The Tour Magazin tests are by far the best out there (way ahead of anything from GCN, Cycling Weekly, Bikeradar, Bikerumor, etc). They test at the GST wind tunnel, this is the same wind tunnel Swiss Side uses. They use a moving leg dummy.
But indeed, you can't take take the results at face value. The main problem is that they don't standardize the handlebar, which is a big part of the aero equation. The wheels can also be a problem -- sometimes they give an additional figure with the reference wheelset (Zipp 404), but sometimes they don't.

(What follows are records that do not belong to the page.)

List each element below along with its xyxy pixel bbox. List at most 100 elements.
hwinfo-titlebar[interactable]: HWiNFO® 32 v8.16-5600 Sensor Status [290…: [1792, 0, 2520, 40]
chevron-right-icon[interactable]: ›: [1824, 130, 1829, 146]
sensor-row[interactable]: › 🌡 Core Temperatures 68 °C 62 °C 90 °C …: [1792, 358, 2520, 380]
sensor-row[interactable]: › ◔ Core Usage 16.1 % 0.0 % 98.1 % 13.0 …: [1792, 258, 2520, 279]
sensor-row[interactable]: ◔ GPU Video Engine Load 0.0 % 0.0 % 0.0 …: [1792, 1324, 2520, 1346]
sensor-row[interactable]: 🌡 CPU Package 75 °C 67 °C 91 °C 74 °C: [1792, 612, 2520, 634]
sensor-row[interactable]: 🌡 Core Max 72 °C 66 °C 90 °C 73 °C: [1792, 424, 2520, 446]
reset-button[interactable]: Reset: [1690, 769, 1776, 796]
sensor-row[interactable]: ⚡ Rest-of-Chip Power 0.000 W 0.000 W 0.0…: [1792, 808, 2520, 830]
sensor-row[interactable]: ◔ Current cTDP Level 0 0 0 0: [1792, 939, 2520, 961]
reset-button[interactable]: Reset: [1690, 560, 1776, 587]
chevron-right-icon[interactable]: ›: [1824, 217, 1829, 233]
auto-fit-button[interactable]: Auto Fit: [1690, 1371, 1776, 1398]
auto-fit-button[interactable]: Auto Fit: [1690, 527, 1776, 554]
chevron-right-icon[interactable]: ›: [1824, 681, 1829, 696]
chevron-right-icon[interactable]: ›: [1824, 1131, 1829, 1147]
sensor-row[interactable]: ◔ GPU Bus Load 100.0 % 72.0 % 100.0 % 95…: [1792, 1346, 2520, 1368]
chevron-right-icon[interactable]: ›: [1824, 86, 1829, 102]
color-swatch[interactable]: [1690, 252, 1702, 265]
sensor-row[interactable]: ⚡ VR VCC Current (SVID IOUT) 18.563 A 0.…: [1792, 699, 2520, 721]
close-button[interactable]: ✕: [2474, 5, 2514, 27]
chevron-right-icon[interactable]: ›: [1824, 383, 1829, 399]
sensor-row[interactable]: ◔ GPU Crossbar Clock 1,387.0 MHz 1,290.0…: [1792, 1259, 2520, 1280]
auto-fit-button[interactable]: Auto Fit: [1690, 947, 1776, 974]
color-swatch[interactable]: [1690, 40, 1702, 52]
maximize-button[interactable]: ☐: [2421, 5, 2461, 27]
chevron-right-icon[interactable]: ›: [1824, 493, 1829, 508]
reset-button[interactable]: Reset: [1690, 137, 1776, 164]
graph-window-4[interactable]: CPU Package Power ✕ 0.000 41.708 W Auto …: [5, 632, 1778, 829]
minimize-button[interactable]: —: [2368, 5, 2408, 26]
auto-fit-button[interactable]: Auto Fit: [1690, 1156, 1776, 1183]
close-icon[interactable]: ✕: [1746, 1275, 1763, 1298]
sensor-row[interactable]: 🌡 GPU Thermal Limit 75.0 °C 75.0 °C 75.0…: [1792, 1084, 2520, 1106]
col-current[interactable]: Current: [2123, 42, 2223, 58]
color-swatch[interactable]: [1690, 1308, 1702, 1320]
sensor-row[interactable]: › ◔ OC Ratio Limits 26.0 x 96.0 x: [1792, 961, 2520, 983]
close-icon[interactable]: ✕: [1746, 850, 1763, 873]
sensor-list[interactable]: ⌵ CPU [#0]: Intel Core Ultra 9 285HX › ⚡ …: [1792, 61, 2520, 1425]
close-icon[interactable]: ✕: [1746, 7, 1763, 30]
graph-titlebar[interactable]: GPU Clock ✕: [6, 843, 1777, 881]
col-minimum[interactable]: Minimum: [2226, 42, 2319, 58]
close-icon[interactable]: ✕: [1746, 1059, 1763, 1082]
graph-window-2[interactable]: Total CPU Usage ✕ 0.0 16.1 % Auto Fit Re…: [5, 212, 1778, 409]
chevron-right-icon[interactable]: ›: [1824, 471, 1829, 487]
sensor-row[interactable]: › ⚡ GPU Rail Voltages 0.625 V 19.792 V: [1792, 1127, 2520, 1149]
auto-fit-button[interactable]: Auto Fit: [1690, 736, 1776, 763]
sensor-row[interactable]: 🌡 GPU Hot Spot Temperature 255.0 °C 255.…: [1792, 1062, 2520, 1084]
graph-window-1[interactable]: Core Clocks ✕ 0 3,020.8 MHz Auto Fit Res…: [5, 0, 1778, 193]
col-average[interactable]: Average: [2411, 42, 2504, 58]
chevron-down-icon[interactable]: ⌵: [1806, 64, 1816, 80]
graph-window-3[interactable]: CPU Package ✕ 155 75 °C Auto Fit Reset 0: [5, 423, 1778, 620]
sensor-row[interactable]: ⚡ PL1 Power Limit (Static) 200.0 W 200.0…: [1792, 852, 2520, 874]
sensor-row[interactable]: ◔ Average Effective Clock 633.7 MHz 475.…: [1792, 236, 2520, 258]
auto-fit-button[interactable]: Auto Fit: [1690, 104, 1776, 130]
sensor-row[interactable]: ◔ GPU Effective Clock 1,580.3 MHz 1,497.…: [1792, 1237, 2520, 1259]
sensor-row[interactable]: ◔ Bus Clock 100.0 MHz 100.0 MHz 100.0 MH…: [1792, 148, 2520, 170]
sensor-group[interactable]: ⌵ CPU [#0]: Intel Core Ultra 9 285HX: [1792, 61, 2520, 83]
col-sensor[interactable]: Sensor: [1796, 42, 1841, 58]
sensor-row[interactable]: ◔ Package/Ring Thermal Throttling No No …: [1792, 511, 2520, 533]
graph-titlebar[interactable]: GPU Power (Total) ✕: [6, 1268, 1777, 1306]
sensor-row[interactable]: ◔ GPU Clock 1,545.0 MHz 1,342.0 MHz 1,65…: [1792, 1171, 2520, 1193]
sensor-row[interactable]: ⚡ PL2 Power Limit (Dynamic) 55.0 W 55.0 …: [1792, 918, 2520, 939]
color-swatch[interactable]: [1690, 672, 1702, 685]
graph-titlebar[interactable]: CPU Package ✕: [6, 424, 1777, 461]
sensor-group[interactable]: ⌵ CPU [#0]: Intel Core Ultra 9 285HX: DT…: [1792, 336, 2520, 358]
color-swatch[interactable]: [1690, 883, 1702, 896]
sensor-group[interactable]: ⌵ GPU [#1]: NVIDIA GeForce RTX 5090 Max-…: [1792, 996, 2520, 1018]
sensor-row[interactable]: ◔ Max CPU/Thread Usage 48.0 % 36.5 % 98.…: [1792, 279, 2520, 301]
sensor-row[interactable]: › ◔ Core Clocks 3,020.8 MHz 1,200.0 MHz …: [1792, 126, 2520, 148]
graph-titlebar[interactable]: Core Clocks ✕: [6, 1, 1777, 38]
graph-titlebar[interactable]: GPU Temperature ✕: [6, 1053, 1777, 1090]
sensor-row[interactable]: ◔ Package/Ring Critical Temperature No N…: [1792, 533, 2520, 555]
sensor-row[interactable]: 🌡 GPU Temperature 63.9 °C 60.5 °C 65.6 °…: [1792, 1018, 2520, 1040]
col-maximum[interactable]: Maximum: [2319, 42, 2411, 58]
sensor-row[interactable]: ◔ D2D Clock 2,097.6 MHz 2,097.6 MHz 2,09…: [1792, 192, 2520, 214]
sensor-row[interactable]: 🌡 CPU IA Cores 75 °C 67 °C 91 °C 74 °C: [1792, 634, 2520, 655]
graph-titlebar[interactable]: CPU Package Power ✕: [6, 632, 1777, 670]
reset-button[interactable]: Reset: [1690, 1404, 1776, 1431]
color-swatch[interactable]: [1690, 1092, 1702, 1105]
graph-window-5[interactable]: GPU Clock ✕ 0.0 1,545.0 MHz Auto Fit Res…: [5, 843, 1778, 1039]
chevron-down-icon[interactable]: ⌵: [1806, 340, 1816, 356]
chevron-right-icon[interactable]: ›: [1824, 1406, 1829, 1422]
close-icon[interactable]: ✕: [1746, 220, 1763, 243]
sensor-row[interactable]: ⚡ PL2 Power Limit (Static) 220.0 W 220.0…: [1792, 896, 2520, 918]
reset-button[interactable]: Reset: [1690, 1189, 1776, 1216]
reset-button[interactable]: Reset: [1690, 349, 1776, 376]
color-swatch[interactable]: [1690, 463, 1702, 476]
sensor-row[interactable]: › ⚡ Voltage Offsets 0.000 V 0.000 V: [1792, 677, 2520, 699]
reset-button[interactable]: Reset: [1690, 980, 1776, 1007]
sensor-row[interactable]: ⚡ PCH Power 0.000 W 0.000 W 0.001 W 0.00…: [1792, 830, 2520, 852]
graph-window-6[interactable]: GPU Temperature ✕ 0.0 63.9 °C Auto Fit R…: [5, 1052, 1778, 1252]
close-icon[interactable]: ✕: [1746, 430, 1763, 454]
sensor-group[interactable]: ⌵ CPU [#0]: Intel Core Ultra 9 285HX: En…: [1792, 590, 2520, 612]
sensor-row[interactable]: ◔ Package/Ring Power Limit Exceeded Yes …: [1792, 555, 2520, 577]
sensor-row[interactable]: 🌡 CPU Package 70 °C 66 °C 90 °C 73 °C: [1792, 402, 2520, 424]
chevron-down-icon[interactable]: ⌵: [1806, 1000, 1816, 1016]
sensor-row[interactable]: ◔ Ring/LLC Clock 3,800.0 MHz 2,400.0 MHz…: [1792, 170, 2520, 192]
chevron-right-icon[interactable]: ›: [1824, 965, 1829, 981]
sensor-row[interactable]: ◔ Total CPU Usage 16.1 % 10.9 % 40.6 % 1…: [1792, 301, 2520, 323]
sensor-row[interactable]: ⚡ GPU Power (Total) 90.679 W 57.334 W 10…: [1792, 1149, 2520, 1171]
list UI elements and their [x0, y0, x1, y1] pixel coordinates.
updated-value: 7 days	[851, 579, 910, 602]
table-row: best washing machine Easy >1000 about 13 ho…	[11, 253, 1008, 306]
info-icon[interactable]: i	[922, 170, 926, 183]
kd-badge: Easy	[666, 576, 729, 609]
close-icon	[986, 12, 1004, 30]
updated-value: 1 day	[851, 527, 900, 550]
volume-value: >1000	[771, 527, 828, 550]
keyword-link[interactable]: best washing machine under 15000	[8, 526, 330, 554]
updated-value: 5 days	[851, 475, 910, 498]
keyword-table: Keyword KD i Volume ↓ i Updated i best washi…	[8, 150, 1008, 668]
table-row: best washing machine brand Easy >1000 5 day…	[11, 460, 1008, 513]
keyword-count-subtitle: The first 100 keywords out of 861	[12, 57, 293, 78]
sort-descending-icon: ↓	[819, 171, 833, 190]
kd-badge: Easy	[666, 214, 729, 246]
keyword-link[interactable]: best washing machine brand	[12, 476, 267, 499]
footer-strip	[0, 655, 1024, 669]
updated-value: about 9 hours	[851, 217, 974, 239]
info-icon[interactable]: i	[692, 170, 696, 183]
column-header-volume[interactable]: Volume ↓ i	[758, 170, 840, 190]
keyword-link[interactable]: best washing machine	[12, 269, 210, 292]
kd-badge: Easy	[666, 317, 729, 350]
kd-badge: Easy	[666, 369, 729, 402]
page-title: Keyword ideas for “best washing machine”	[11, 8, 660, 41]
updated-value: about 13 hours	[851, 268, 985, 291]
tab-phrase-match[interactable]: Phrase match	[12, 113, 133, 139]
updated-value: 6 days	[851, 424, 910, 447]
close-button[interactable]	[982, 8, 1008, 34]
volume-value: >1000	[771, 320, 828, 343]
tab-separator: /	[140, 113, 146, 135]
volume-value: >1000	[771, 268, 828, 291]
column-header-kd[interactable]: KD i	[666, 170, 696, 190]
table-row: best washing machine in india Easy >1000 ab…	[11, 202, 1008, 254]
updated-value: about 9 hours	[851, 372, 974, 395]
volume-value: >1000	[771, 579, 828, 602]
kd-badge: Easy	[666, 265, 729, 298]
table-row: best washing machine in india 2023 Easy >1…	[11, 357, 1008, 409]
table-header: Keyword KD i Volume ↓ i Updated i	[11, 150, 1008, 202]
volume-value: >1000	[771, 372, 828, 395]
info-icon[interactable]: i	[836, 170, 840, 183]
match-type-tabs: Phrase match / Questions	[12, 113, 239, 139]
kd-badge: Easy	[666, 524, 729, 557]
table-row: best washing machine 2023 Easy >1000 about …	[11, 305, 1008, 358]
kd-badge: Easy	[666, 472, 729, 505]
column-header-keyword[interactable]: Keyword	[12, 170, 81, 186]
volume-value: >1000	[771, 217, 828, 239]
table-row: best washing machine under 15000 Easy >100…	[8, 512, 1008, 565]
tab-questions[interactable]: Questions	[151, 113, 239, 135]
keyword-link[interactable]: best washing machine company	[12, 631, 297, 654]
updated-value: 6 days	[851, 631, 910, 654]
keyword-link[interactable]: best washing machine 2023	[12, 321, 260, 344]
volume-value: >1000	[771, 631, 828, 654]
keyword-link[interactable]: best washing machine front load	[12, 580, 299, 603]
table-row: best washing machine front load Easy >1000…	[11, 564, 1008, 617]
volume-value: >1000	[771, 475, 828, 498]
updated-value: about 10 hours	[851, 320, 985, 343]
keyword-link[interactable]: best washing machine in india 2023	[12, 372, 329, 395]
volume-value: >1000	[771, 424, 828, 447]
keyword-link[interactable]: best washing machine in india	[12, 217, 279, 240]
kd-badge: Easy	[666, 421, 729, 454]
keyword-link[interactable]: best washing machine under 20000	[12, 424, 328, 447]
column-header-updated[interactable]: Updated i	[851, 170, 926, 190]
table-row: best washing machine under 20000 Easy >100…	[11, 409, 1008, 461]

For example, they're tested the 3T Strada (both the 1st and 2nd gen), and they give it 211w and 210w respectively with Zipp 404s. But then you realize that both were equipped with round-ish fully-wrapped bars...that's another ~7w, which makes the 3T Strada just as fast as the fastest mainstream bikes (Aeroad, S5, SystemSix). Yet the Strada is never referred to as such.
I believe the only open mold frameset they've tested is the Baldiso Air Flight One, which is the Workswell WCB-R-306. It scored 212w with 50mm wheels and a one-piece aero handlebar, so it's a fair bit slower (~8w) than the mainstream aero bikes. There's also the Myvelo Verona, which I assume is some open mold frameset (not sure), and it had a terrible score around 222w with Zipp 404s and a one-piece aero handlebar.
Those numbeds are also weighted. They take drag numbers at different yaws and use an equation to get a number from those measurments. The equation favours lower yaw angles, but it still dpesn't tell the whole story. For example: S5 and Aeroad have the same result in tour tests, but if you look at tests that show the yaw/drag graph, you'll see that the S5 if faster at lower yaw angles (no wind of full headwind) and the aeroad if faster at higher yaw angles (crosswinds). Even though the equation tries to balance that out, the reality is that in real world conditions the S5 should be faster something like 90% of the time.
Not sure I follow your reasoning. The weighting function is based on real-world yaw distribution, so if one bike has a lower weighted drag than another, it will be faster most of the time in the real world. If one bike is 5w faster at 0 yaw than another bike that is only 5w faster at 10deg+ yaw, then this will surely be reflected by the former having a lower weighted drag.